With Thursday marking five years since being launched, the Acquisition, Technology and Logistics Agency finally received its first order to export equipment this summer.
However, the agency has made only limited headway toward achieving its original goal of propping up the domestic defense industry by promoting technological development and exports, with many issues still needing to be addressed.
--Lessons learned
On Aug. 28, the Defense Ministry announced that Mitsubishi Electric Corp. had signed a 10.5 billion yen contract with the Philippine government to export air defense radars. It marked the first time for a Japanese manufacturer to export finished defense-related products.
"This will also help make Japan's defense industry more robust," then Defense Minister Taro Kono said confidently at a press conference at the time.
When the agency was established in October 2015, it was expected to back equipment exports covered by the "three principles of defense equipment transfers," which had been established the previous year and allow exports in certain cases, such as when they would contribute to Japan's security.
However, it had not logged any achievements until this summer. Setbacks such as losing out at the last minute on a bid for the joint development of a new submarine with Australia, which went to France, invited criticism that the agency was a "disappointment."
Previous negotiations had failed due to certain Japanese business practices and other factors that hindered a flexible response. There was no way to compete against countries in which the private and public sectors worked in unison.
Learning from such experiences, the government tried to do everything it could to support Mitsubishi Electric's negotiations with the Philippines, first by providing five Maritime Self-Defense Force training planes and about 40,000 helicopter parts at no charge, then promising that the Japanese government would take action should the radar equipment break down.
"We wanted to do what we could to create an example of a successful equipment export," a senior Defense Ministry official said.

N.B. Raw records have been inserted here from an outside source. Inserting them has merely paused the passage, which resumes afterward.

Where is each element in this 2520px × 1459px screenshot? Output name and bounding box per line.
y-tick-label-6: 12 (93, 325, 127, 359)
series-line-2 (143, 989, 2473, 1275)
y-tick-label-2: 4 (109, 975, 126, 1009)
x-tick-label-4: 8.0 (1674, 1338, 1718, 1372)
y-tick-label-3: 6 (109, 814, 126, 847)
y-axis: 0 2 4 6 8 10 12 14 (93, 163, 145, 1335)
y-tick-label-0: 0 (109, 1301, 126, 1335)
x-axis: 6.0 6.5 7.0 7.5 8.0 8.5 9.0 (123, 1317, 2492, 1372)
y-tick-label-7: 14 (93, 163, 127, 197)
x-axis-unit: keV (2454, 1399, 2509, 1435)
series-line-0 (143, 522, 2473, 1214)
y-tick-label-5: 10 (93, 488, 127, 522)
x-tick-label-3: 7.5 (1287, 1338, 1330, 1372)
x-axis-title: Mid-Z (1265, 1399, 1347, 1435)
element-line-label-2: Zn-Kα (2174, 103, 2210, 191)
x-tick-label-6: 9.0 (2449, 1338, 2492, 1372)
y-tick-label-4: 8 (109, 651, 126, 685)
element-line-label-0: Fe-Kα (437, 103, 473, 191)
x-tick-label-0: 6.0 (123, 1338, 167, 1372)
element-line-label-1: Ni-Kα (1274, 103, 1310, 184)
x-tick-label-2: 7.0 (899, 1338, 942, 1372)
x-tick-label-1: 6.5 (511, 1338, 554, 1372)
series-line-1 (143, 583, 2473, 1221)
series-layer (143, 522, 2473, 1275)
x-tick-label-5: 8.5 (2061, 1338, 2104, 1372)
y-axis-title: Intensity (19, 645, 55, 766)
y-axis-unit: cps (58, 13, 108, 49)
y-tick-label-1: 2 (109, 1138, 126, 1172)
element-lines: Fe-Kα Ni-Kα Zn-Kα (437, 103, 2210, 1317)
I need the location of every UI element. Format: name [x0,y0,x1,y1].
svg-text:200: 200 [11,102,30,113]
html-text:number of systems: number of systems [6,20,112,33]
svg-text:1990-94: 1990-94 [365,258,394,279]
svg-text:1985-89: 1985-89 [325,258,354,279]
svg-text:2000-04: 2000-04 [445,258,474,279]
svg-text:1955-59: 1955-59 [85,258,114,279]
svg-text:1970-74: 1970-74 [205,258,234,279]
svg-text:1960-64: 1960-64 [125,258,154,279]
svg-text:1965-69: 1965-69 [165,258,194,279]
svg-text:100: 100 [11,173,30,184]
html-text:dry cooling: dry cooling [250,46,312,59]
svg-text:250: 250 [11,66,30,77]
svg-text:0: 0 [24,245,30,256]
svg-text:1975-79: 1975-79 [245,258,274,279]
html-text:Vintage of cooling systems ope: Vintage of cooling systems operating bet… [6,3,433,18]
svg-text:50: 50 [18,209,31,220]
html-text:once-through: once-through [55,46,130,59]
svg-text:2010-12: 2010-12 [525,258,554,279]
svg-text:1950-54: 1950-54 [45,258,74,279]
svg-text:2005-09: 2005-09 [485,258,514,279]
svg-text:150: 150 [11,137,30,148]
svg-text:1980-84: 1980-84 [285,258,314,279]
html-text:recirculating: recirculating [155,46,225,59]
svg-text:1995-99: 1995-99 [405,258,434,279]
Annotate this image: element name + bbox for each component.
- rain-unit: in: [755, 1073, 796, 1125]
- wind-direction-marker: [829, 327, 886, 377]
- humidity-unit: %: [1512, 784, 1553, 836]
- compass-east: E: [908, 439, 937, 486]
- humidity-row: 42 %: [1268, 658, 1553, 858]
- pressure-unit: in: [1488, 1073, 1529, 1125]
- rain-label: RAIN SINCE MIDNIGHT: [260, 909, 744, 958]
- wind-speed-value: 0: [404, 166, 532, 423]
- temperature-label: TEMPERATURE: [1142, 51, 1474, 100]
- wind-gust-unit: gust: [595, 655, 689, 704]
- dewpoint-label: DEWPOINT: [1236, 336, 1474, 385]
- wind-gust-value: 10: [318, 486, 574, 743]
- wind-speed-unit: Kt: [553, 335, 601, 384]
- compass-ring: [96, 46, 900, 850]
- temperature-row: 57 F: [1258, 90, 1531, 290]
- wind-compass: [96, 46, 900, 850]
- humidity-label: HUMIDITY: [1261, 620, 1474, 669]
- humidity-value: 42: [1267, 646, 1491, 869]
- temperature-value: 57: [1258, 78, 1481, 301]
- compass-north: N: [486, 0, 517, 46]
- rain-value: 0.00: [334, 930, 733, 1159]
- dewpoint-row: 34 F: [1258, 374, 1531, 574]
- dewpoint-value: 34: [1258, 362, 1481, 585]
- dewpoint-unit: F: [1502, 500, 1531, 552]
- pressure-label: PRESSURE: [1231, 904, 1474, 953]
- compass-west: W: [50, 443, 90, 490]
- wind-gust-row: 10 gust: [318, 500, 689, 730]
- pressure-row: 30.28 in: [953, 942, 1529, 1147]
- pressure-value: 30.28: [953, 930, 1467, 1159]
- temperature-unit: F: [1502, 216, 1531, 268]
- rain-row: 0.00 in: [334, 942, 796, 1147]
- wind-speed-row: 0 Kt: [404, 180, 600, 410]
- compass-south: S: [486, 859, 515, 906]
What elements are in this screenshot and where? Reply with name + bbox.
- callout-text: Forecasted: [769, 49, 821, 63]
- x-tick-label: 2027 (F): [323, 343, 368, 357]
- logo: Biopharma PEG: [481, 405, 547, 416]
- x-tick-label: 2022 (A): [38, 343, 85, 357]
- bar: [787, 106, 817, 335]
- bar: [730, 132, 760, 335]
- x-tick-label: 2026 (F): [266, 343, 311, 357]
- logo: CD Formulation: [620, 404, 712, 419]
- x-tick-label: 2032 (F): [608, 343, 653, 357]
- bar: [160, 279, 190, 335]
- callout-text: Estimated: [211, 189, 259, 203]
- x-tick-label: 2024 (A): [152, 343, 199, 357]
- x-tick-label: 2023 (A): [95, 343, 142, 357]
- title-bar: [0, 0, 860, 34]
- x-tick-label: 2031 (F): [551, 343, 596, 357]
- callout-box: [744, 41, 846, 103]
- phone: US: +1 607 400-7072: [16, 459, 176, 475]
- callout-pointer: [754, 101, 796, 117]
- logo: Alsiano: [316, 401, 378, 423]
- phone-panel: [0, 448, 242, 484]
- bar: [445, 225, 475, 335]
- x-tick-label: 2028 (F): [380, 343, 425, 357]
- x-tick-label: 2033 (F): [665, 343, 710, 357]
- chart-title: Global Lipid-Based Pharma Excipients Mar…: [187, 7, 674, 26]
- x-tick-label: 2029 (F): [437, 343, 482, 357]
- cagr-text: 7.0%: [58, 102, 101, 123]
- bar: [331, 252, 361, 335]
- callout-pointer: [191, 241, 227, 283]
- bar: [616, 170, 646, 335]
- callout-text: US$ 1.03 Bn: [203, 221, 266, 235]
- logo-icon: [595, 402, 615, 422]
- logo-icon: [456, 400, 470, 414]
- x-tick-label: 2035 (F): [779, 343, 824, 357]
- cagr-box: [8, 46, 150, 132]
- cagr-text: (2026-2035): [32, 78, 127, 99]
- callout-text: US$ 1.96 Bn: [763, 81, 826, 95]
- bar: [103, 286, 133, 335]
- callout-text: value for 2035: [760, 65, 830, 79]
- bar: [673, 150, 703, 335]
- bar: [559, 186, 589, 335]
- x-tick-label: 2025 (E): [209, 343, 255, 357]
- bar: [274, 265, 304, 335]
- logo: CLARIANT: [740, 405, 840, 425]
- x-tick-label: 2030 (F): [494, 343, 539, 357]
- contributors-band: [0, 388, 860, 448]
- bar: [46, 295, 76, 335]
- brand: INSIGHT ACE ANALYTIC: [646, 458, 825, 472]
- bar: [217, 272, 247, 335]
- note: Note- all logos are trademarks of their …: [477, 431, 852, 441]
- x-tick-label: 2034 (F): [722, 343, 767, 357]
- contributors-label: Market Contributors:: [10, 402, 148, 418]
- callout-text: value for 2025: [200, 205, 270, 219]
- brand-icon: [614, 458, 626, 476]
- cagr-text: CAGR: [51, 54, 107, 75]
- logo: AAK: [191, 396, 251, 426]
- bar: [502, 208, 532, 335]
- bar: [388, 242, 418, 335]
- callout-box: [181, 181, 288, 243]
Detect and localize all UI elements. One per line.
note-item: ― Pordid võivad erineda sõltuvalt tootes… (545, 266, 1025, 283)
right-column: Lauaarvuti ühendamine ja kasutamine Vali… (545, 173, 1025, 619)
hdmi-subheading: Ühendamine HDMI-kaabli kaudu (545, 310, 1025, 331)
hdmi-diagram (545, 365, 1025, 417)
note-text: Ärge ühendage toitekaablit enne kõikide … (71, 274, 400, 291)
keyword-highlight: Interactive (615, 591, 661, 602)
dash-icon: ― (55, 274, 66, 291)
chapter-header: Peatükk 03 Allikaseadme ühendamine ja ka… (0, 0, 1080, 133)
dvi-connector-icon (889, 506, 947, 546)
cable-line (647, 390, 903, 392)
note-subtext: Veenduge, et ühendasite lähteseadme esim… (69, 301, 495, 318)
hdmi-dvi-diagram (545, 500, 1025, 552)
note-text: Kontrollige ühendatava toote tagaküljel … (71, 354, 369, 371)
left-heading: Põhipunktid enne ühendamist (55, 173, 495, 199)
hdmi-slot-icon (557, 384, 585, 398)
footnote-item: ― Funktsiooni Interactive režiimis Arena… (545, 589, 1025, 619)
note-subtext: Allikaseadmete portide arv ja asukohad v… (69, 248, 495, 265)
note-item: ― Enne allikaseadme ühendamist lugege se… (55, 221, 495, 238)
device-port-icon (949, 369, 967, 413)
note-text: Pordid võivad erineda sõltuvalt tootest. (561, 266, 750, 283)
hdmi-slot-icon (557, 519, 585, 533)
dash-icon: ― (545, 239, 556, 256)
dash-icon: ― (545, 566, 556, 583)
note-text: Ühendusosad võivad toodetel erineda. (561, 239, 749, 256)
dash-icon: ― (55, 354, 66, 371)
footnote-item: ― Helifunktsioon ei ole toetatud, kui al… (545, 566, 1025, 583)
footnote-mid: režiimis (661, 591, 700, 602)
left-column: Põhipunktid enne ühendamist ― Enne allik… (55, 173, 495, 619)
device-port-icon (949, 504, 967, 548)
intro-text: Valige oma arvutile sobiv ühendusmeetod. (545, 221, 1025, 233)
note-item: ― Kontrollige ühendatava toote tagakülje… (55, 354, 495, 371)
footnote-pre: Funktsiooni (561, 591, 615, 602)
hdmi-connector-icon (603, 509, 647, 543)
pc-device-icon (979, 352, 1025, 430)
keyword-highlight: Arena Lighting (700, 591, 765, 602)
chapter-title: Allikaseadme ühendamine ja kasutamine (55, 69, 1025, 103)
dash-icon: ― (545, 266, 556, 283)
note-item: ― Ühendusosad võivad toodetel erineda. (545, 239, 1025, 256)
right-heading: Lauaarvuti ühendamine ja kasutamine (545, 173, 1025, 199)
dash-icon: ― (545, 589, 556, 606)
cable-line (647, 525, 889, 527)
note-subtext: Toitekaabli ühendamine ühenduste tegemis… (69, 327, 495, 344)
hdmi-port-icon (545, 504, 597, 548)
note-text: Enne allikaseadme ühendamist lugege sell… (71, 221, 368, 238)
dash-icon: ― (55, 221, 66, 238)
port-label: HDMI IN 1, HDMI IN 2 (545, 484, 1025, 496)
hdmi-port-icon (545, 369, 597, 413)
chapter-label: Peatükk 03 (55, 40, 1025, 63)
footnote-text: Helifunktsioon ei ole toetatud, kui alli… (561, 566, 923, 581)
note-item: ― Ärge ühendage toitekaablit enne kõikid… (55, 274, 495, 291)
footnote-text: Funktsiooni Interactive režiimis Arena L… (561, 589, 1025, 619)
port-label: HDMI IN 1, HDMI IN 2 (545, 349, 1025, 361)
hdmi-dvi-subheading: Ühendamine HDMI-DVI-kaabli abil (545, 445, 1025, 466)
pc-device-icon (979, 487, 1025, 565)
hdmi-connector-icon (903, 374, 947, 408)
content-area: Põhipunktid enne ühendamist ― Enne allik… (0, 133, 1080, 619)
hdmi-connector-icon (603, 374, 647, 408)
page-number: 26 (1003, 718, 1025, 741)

As its next success, the agency is aiming to export the Air Self-Defense Force's C-2 transport planes to the United Arab Emirates.
"If the export of Japanese aircraft can be achieved, it would change how the defense industry is viewed," said a senior agency official.
The main competitor is Airbus SAS, the European aircraft giant. "That will be a turning point for the future," a senior government official said.
Going forward, public-private sales efforts will target the four countries of Vietnam, Malaysia, Indonesia and India, all of which are on good terms with Japan.
--Wide base
The agency's support of exports is intended to strengthen the foundation of the domestic defense industry and promote technological development, but the current situation is dire.
In terms of domestic defense contractors, there is wide base. There are said to be about 8,300 companies involved in escort vessels alone. However, defense-related sales account for only about 5 percent of each company's sales on average.
While the defense budget has edged slightly upward, with technology becoming increasingly advanced, there is an increasing reliance on the United States to procure key equipment.
The amount of overseas procurement as part of the equipment contracts concluded by the ministry has swelled from 7.4 percent in fiscal 2011 to 27.8 percent in fiscal 2019, based on initial budgets.
"The defense sector has low profit margins," said a senior executive of one big company. Many in the industry firmly believe the domestic market alone will not be enough to halt the decline of the domestic defense industry.
In February last year, it came to light that Komatsu Ltd. had told the ministry it would no longer develop new Self-Defense Forces vehicles. It is said that executives of more than a few companies were concerned that being seen as an "arms dealer" would have a negative impact on their firms' other businesses.
Over these five years, research and development spending by the ministry that leads to investment in domestic industries has grown from 142 billion yen in fiscal 2015 to 167.6 billion yen in fiscal 2020. Yet this is still only about half of what South Korea spends.
Last year, the ministry created a forum for exchanging views with the Japan Business Federation (Keidanren) for the purpose of nurturing the defense industry. The agency will need to proactively gather information on trends in overseas and domestic industries so it can be more strategic in its efforts.